Clavos de luna nos funden
mi cintura y tus caderas

García Lorca. Bodas de sangre



Empezar de cero, qué lata. Si buscase coherencia, es decir, si tuviera pretensión de engaño.

Hasta hace poco me negaba a leer cualquier aproximación crítica al amor, como me niego a leer aproximaciones críticas a bañarse en el Atlántico un cuatro de diciembre. Si surge, me baño. Probablemente no pueda expresar nada y diga: Estaba buenísima. Quizás en la cena, más relajado, más ebrio, te hable de cómo vuelvo violentado y pleno a una orilla distinta en la que espero poder retomar el sueño. Pero todo eso son más o menos lugares comunes (urticaria).

Vivian Gornick casi me convence. Si no fuera porque el tema me reconcome y la palabra libertad me inquieta, sobre todo en boca de un ciudadano estadounidense. Perdonadme los prejuicios. La intimidad [compartida], el yo expuesto a otro yo, es por supuesto transformadora. Hay violencia en las manos que te agarran (te tocan, te acarician, te sujetan o se apartan) moldeándote el cuerpo. Asumir este hecho no implica, no debería implicar, el desleimiento del yo (que sin embargo es una consecuencia habitual).

En El fin de la novela de amor, el individuo, la mujer, parte de una posición subordinada en una estructura patriarcal, occidental y fordista, además previa al aceleramiento de los procesos de secularización. Pero desde la publicación en 1925 de La casa del profesor, obra de Willa Carther y uno de los ejemplos en los que más se desarrolla la idea del libro, habría que remarcar algunos matices. Al respecto es llamativa la manera en que, para rechazar el amor romántico y su institucionalización mediante el matrimonio, se presenta este como lastre de la genio romántica. El individuo más grande que su entorno, más brillante y capaz, incomprendido de manera proporcional, insatisfecho en cada peldaño, está obligado a una autorrealización que sólo llegará por medio del desapego, en interés de la preservación del yo (de su libertad), al que se ahorra el papel primario y cruento del hallazgo amoroso y las vacilaciones sucesivas que justamente se le imputan. Parece que la libertad, si es legítima, es decir, acorde a la potencia creadora del genio, sólo se ejerce en un sentido contrario al otro, antidialéctico. Se obtiene como resultado del trauma y es duradera. El final feliz que se presenta: el eterno disenso del individuo productivo superviviente al desgarro esencial y a la desarraigambre añadida en su excelsa condición de minoría1.

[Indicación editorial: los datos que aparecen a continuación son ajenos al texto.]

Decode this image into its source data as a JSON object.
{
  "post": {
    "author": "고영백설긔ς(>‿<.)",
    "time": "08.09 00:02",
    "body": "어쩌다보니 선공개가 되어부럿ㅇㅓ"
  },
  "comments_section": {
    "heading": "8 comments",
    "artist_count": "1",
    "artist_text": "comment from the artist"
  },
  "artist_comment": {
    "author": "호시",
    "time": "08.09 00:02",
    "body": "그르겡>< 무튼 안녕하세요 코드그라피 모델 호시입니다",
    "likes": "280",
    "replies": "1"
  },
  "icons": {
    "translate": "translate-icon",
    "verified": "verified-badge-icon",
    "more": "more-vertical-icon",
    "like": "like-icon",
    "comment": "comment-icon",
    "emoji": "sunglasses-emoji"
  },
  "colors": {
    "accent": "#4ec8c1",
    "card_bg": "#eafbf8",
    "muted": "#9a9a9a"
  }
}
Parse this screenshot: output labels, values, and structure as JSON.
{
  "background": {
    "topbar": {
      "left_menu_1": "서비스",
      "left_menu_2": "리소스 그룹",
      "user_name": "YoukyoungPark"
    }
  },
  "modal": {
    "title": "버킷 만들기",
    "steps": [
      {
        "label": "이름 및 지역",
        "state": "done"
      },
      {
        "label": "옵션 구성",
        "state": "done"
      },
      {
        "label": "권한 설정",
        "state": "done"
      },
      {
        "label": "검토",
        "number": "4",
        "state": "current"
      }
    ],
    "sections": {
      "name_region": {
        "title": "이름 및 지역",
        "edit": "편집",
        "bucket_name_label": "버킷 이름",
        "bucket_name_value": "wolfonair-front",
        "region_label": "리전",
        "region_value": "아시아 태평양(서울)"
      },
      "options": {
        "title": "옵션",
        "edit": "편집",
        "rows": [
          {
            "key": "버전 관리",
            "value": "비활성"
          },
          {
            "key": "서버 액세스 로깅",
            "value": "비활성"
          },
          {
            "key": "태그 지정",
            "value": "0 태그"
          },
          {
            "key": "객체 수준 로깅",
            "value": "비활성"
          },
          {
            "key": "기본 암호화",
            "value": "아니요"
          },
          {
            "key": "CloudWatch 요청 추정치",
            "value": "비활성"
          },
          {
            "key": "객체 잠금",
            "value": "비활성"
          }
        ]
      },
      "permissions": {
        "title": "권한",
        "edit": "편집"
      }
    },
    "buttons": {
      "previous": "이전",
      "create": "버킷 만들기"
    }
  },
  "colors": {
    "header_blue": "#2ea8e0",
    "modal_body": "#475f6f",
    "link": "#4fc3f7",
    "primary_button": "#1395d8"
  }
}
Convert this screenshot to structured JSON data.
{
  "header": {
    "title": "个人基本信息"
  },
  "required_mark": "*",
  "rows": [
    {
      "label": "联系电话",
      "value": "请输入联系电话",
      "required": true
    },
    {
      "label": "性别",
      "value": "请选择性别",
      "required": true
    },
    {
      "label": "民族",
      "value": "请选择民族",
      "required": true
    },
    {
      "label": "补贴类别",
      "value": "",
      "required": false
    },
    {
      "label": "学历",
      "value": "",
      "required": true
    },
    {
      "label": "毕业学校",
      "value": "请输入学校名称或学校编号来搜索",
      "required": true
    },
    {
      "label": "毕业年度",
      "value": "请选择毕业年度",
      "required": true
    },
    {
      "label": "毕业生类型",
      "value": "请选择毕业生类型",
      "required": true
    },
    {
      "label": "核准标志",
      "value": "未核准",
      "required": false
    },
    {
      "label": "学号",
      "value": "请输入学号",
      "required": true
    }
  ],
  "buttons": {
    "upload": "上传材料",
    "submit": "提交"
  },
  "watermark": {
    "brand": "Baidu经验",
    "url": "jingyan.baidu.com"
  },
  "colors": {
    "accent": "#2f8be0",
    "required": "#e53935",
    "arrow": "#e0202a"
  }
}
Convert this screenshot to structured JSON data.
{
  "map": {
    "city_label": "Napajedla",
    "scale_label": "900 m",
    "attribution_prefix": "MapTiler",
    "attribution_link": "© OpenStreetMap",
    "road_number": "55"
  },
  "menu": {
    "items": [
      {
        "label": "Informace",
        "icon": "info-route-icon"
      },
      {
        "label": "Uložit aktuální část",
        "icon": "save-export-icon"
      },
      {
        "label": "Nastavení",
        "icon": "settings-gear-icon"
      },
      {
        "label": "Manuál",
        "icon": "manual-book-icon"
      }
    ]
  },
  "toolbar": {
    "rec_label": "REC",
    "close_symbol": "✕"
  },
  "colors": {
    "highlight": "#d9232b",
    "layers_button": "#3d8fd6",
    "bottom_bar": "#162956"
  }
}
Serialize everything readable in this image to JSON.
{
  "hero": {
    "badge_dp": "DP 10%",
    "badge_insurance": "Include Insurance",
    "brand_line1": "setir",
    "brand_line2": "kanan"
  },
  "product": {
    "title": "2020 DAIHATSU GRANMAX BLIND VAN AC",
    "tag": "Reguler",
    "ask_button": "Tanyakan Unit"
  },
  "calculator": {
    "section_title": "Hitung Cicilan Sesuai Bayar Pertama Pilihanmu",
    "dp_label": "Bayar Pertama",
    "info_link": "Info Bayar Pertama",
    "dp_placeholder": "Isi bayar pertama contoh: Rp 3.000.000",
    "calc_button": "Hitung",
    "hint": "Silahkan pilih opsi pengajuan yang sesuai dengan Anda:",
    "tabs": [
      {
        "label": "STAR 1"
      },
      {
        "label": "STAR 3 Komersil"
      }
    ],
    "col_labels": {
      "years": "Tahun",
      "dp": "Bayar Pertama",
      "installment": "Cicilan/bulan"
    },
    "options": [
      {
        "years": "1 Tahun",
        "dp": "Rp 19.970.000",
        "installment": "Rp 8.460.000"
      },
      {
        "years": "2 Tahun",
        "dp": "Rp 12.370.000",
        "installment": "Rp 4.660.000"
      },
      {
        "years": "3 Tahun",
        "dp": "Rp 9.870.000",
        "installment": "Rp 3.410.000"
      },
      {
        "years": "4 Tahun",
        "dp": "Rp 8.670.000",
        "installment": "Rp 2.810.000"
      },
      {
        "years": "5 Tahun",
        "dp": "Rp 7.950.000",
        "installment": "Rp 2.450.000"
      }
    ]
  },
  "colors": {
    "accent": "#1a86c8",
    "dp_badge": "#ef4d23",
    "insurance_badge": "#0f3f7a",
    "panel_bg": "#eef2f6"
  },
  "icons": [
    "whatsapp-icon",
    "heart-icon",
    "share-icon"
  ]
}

Obvio que, para la mujer desposeída por su condición de mujer, esa preservación del yo cobra una dimensión total, en la que la libertad sucede a la voluntad de significarse (en un plano ideal a cuya vista cabe avergonzarse), y aquí no hay matices.

La dicotomía con perspectiva de género “amor romántico-autorrealización” levita cualquier otro tipo de contingencia: clase social, color de piel, ascendencia, religión, obsesiones… quizás porque ello incide sobre el carácter complejo y sobrevenido, fuera de sí mismo, del yo. Uno se pertenece como pertenece a y en los lazos que tiende con los lugares (físicos, emocionales, sentimentales, espirituales) donde se hace presente, donde se hace hueco; que a su vez actúan como canales de su mismidad. Problemáticos, ocasionalmente angustiosos, obedecen a particularidades que no siempre se es dado comprender, mucho menos controlar. No se traduce exactamente en que no seamos dueños ni supone un juicio positivo a priori acerca de estos lazos, en cualquier caso manifiesta la imposibilidad de emplazarnos al margen de su gravedad.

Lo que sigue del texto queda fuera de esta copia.